Adding to the labyrinthine process of deploying DCIM is the fact that the IT resources of the typical large organisation are no longer centralised in a single data centre; rather they are housed in a hybrid environment spanning large facilities hosting cloud-based applications and smaller facilities running niche applications that are typically spread around a wide area. The larger the company, the wider the sprawl.
Nonetheless, this last barrier presents an intrinsic opportunity for DCIM deployments because the very nature of distributed IT portfolios nowadays means that the need for suitable tools to manage the various facilities efficiently is more pressing.
The monitoring and management capabilities of DCIM, especially versions deployed over the cloud, allow companies of all sizes and with all manner of disaggregated IT to identify what their assets are, manage how well they are performing and identify any issues that need to be addressed. Any company that subscribes to ISO 27001, the global standard for IT security, must be able to track its assets and the people who have access and control to those assets. Cloud deployments also allow distributed sites to be monitored and managed at relatively low cost.
DCIM has also proved to be useful to manage large deployments and the decommissioning of old equipment. The ability to manage traditionally laborious processes efficiently, identifying stranded capacity and consolidating distributed architecture saves considerable time and resources.
Another critical concern is minimising downtime. Here, a reliable DCIM system can provide insights into all key power paths within a data centre, especially if they comprise equipment from multiple vendors. The ability to track dependencies, to minimise potential risks to the overall IT estate from a single piece of equipment, such as a Power Distribution Unit (PDU) or a cooling unit, can be identified to mitigated any outages.
The fact is that it remains essential for DCIM software to interact with other systems, such as facilities management suites, IT and network management software and even older legacy infrastructure management software. This is best achieved through the use of Application Programming Interfaces (APIs) that allow high-level information exchanges between disparate software tools.
Calculating an ROI
One of the ongoing problems facing DCIM deployments is the difficulty in accurately measuring the return on investment (ROI) an organisation can achieve from such software. It’s an expensive outlay; how do you calculate its payback?
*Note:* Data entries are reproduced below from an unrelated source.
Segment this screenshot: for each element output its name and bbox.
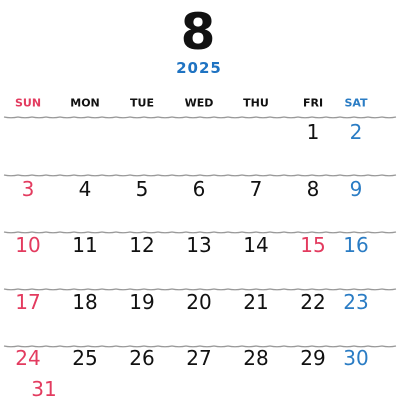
rule-line (3, 174, 397, 177)
weekday: WED (184, 96, 214, 110)
day-number: 28 (243, 346, 269, 370)
day-number: 13 (186, 233, 212, 257)
day-number: 29 (300, 346, 326, 370)
day-number: 7 (249, 177, 263, 201)
weekday: TUE (130, 96, 154, 110)
day-number: 15 (300, 233, 326, 257)
day-number: 2 (349, 120, 363, 144)
rule-line (3, 288, 397, 291)
day-number: 26 (129, 346, 155, 370)
weekday: SAT (344, 96, 368, 110)
rule-line (3, 116, 397, 119)
day-number: 16 (343, 233, 369, 257)
day-number: 27 (186, 346, 212, 370)
day-number: 20 (186, 290, 212, 314)
rule-line (3, 231, 397, 234)
day-number: 11 (72, 233, 98, 257)
day-number: 22 (300, 290, 326, 314)
day-number: 25 (72, 346, 98, 370)
day-number: 9 (349, 177, 363, 201)
day-number: 31 (31, 377, 57, 400)
day-number: 18 (72, 290, 98, 314)
weekday: MON (70, 96, 100, 110)
day-number: 21 (243, 290, 269, 314)
day-number: 8 (306, 177, 320, 201)
weekday: THU (243, 96, 269, 110)
day-number: 1 (306, 120, 320, 144)
rule-line (3, 345, 397, 348)
month: 8 (180, 3, 216, 61)
day-number: 5 (135, 177, 149, 201)
day-number: 4 (78, 177, 92, 201)
day-number: 10 (15, 233, 41, 257)
year: 2025 (176, 59, 222, 77)
day-number: 6 (192, 177, 206, 201)
weekday: FRI (302, 96, 324, 110)
day-number: 3 (21, 177, 35, 201)
day-number: 30 (343, 346, 369, 370)
day-number: 23 (343, 290, 369, 314)
weekday: SUN (14, 96, 42, 110)
day-number: 14 (243, 233, 269, 257)
day-number: 17 (15, 290, 41, 314)
day-number: 24 (15, 346, 41, 370)
day-number: 12 (129, 233, 155, 257)
day-number: 19 (129, 290, 155, 314)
Embedded among several other software tools, and hardware assets that typically come from multiple vendors, how easy is it to attribute any overall improvements in performance to just one piece of the puzzle?
A typical large customer noted when asked to detail their DCIM ROI said they just couldn’t possibly come up with an accurate figure; yet when asked could they manage without DCIM at all, however, the answer was “certainly not.” In this regard, calculating the effect of DCIM could be analogous to the problem long familiar to the marketing sector: “Half of my budget is wasted, but I have no idea which half!”
Simply put, efficiency requires transparency and that in turn requires investment. Better management tools provide better visibility, auditing capabilities and change management. Once these tools are in place, then further capabilities will be realised. The issues of electrical power efficiency, sustainability and the proper management of a “circular economy” have not gone away, and indeed they are being rapidly brought into focus by impending legislation and the data centres industries self-regulatory initiatives to become net-zero by 2030.
Sustainability is based fundamentally on transparency, and so, the most immediately and obvious benefit of DCIM — its ability to provide visibility and simplify auditing — could well prove to be its most far-reaching as we move to a greener, more sustainable and renewable future.